Research work done by Puget Sound’s brilliant herpetologist Klaus Richter suggests that the result of focusing on the so-called sensitive areas, and not the habitat mosaic, is failing to protect native amphibians. Richter found that frogs travel half a mile to three miles from forests to wetlands for breeding. Often, the journey involves deadly road crossings — and the loss of upland forest habitat is putting pressure on amphibian populations.

“They go to the wetlands to breed,” Richter told the Seattle Times. “But then they go to the forest to live their lives, and what we have found is that the forests are disappearing, and getting smaller, and the access to them is declining because of our sprawl.”

The problem here isn’t just frogs because most native wildlife here uses both our sensitive and insensitive areas.
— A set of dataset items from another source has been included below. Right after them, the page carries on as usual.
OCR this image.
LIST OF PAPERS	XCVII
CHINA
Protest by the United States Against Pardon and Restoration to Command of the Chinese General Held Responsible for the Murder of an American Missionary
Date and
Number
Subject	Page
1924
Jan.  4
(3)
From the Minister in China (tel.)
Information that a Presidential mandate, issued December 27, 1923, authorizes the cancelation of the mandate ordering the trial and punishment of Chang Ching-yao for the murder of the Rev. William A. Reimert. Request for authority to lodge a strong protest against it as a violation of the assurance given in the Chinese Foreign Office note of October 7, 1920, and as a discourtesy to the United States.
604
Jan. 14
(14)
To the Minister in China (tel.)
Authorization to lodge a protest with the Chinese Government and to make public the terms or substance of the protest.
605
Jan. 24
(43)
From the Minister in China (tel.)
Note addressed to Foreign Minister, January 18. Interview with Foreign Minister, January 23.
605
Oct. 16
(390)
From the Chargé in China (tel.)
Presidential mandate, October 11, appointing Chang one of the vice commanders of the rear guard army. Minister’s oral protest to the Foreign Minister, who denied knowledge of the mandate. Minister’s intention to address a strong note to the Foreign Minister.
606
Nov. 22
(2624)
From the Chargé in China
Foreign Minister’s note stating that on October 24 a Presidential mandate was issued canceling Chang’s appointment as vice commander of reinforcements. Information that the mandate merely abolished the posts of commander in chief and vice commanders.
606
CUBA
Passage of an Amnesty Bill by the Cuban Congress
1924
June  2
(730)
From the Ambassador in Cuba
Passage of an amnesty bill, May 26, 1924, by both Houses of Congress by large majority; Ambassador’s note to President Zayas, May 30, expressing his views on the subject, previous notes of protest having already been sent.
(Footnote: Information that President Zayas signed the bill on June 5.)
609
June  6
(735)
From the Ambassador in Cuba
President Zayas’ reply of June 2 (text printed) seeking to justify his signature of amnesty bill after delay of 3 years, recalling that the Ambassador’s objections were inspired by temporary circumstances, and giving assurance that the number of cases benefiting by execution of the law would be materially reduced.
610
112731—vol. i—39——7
If native frogs and other species disappear from our wetland and streams, well, those areas stop functioning like they should.

Locally, we’ve taken important strides to find ways to protect connected habitat ranges that not only provide natural areas to beautify our community, but also provide meaningful habitat that support native amphibians, birds and other critters.

In the Hylebos Watershed, Friends of the Hylebos is working with Federal Way, King County and other local governments on the Hylebos Creek Conservation Initiative, protecting and connecting 745 acres of stream, wetlands and forests from the West Hylebos Wetlands south to Commencement Bay. Federal Way’s attempt to protect Camp Kilworth, a property that includes forest, stream and natural Puget Sound shoreline, is another important step to protect connected habitat.

It seems that we understand connectivity here. The question is whether we can spread this idea around the region.